Intensive pig farming produces large volumes of high strength waste streams that need to be treated before being discharged to the environment. The traditional management practise consists of the pig manure and urine being flushed into open-air lagoons for biological degradation before being discharged or applied to adjacent cropland.
The major shortcomings of this practise are;
- Open-air lagoons are usually not aerated causing the formation of anaerobic conditions. The resulting discharge of Methane, a potent greenhouse gas, Hydrogen Sulphide and Ammonia to the atmosphere contribute to climate change, poor living environment for surrounding communities from the animal odours emitted, and contribute to acid rain.
- Intensive pig farms are increasing in size to take advantage of economies of scale in a bid to remain competitive. The supply of pasture land able to receive the nutrient rich discharge from the lagoon system is limited while seasonal variations may mean that crops are not cultivated year round. The expense of transporting the nutrient rich discharge then becomes a significant cost factor.
When properly managed, manure can be used as a nutrient source for crops and to improve soil properties through increase of soil organic matter. On the other hand, improperly managed manure can pose a threat to soil, water and air quality, and to human and animal health.
Selectra’s solution is to deploy the H2E anaerobic digester developed by EKO GEA. System advantages are;
Effluent discharge that meets Irrigation Discharge Standard requirements High process efficiency – 90% destruction of organic loading.
- Ion exchange limits the discharge of Ammonia and Hydrogen Sulphide
- Pathogens are largely destroyed by anaerobic digestion.

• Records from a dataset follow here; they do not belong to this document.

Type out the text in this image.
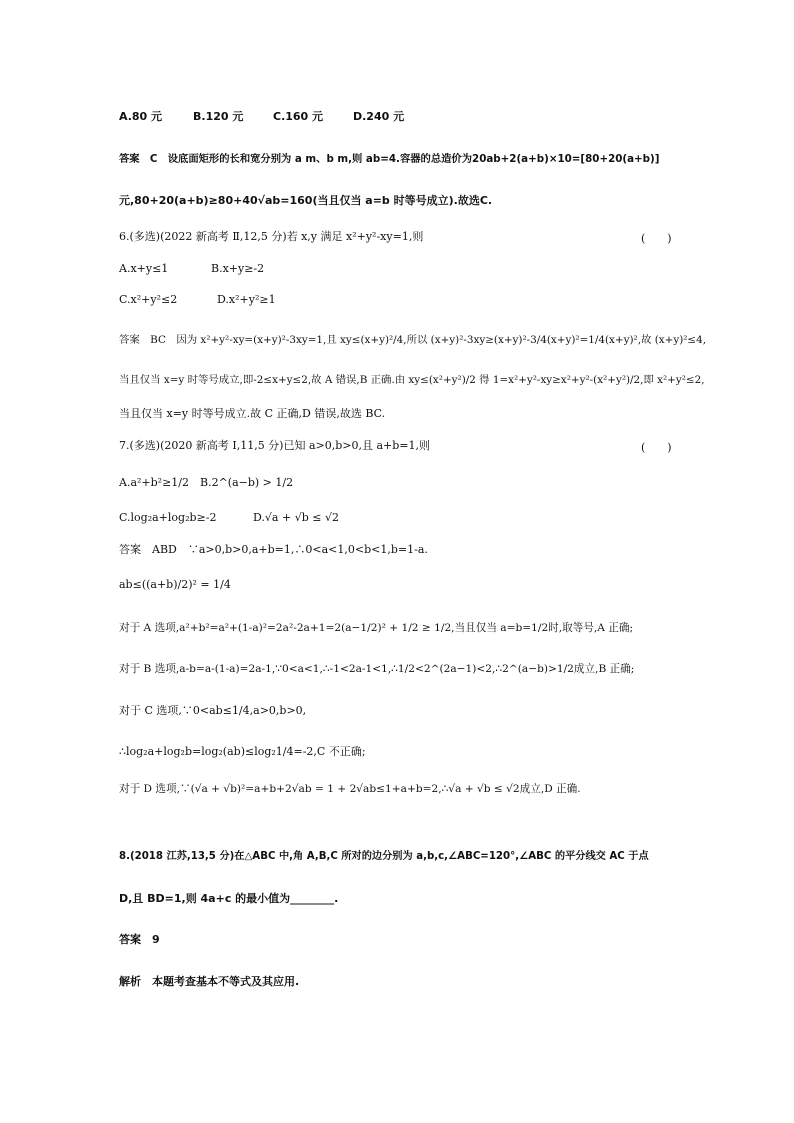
A.80 元	B.120 元	C.160 元	D.240 元
答案　C　设底面矩形的长和宽分别为 a m、b m,则 ab=4.容器的总造价为20ab+2(a+b)×10=[80+20(a+b)]
元,80+20(a+b)≥80+40√ab=160(当且仅当 a=b 时等号成立).故选C.
6.(多选)(2022 新高考 Ⅱ,12,5 分)若 x,y 满足 x²+y²-xy=1,则	(　　)
A.x+y≤1	B.x+y≥-2
C.x²+y²≤2	D.x²+y²≥1
答案　BC　因为 x²+y²-xy=(x+y)²-3xy=1,且 xy≤(x+y)²/4,所以 (x+y)²-3xy≥(x+y)²-3/4(x+y)²=1/4(x+y)²,故 (x+y)²≤4,
当且仅当 x=y 时等号成立,即-2≤x+y≤2,故 A 错误,B 正确.由 xy≤(x²+y²)/2 得 1=x²+y²-xy≥x²+y²-(x²+y²)/2,即 x²+y²≤2,
当且仅当 x=y 时等号成立.故 C 正确,D 错误,故选 BC.
7.(多选)(2020 新高考 Ⅰ,11,5 分)已知 a>0,b>0,且 a+b=1,则	(　　)
A.a²+b²≥1/2　B.2^(a−b) > 1/2
C.log₂a+log₂b≥-2	D.√a + √b ≤ √2
答案　ABD　∵a>0,b>0,a+b=1,∴0<a<1,0<b<1,b=1-a.
ab≤((a+b)/2)² = 1/4
对于 A 选项,a²+b²=a²+(1-a)²=2a²-2a+1=2(a−1/2)² + 1/2 ≥ 1/2,当且仅当 a=b=1/2时,取等号,A 正确;
对于 B 选项,a-b=a-(1-a)=2a-1,∵0<a<1,∴-1<2a-1<1,∴1/2<2^(2a−1)<2,∴2^(a−b)>1/2成立,B 正确;
对于 C 选项,∵0<ab≤1/4,a>0,b>0,
∴log₂a+log₂b=log₂(ab)≤log₂1/4=-2,C 不正确;
对于 D 选项,∵(√a + √b)²=a+b+2√ab = 1 + 2√ab≤1+a+b=2,∴√a + √b ≤ √2成立,D 正确.
8.(2018 江苏,13,5 分)在△ABC 中,角 A,B,C 所对的边分别为 a,b,c,∠ABC=120°,∠ABC 的平分线交 AC 于点
D,且 BD=1,则 4a+c 的最小值为________.
答案　9
解析　本题考查基本不等式及其应用.
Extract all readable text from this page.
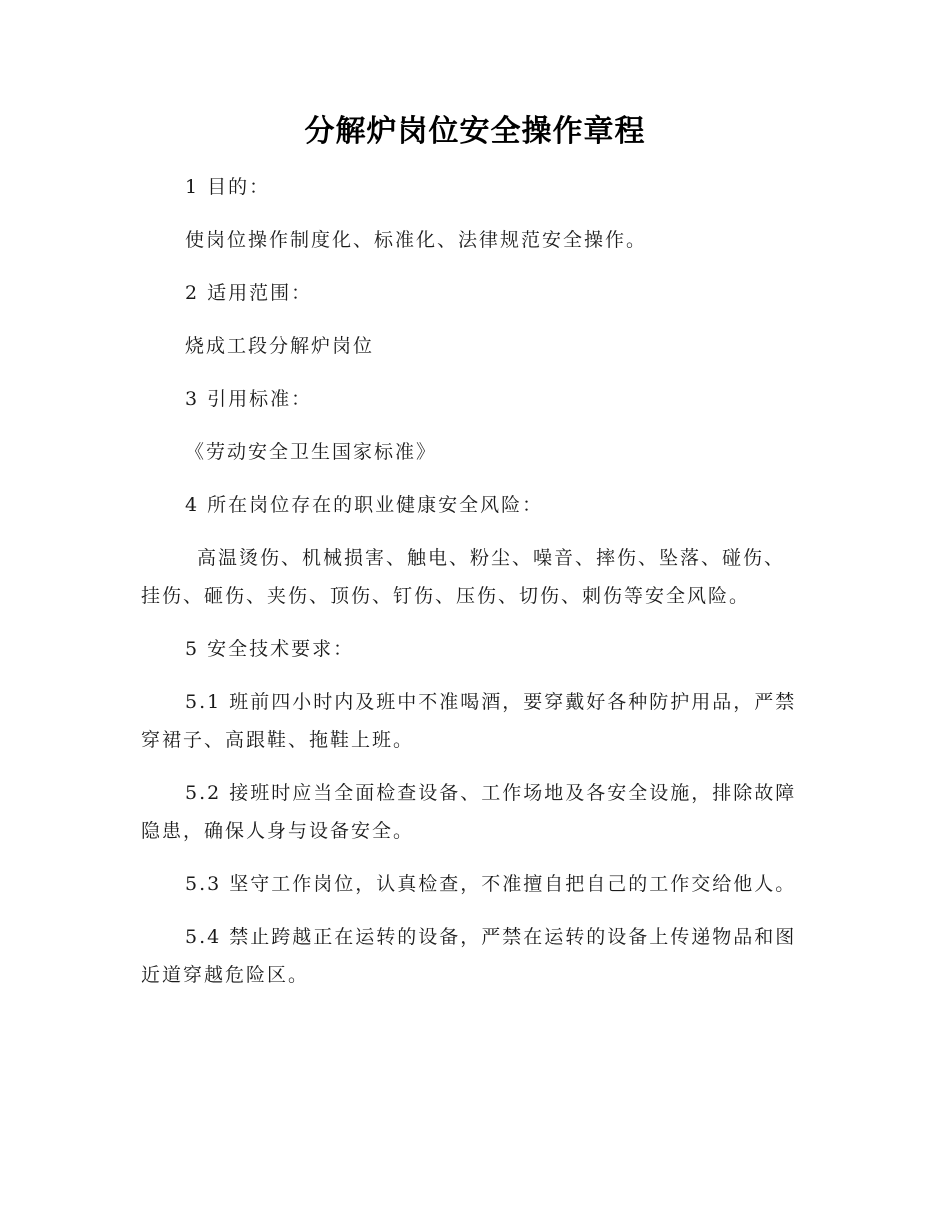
分解炉岗位安全操作章程

1 目的：

使岗位操作制度化、标准化、法律规范安全操作。

2 适用范围：

烧成工段分解炉岗位

3 引用标准：

《劳动安全卫生国家标准》

4 所在岗位存在的职业健康安全风险：

高温烫伤、机械损害、触电、粉尘、噪音、摔伤、坠落、碰伤、挂伤、砸伤、夹伤、顶伤、钉伤、压伤、切伤、刺伤等安全风险。

5 安全技术要求：

5.1 班前四小时内及班中不准喝酒，要穿戴好各种防护用品，严禁穿裙子、高跟鞋、拖鞋上班。

5.2 接班时应当全面检查设备、工作场地及各安全设施，排除故障隐患，确保人身与设备安全。

5.3 坚守工作岗位，认真检查，不准擅自把自己的工作交给他人。

5.4 禁止跨越正在运转的设备，严禁在运转的设备上传递物品和图近道穿越危险区。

- Treated water can be recycled for general plant use, or upgraded to SANS 241 potable water through the use of additional technologies, thereby saving on water costs
- Discharge to municipal system does not incur surcharges for not meeting specification.
Reduced CAPEX Cost
- Hydraulic Retention Time of 10 days of less, depending on feedstock type.
- Smaller footprint, usually 1/3rd the size of conventional AD systems, resulting in capital cost reduction.
Reduced OPEX Cost
- Biogas energy use reduces operating cost allowing a system payback of approximately 5 years.
- High system efficiency results in high energy yield More organics treated (at least 90% destruction of organics) combined with high methane content biogas (typical methane content of 65-80%) results in a superior energy yield.
- Plant requires low parasitic load thereby allowing for greater energy export
- Little or no organic sludge Mineral sludge has high value and is an effective nutrient recovery system
Unsurpassed process stability with the addition of Biocomplex bio-activator Enhanced biological reaction that improves biological wastewater processes
- Greatly increases bacterial metabolic rate by supplying essential nutrients and trace elements
- Improves the ability to handle shock loads as microbes have less die-off in their restive state
- Improves bacterial breakdown of organic material as microbe activity is enhanced.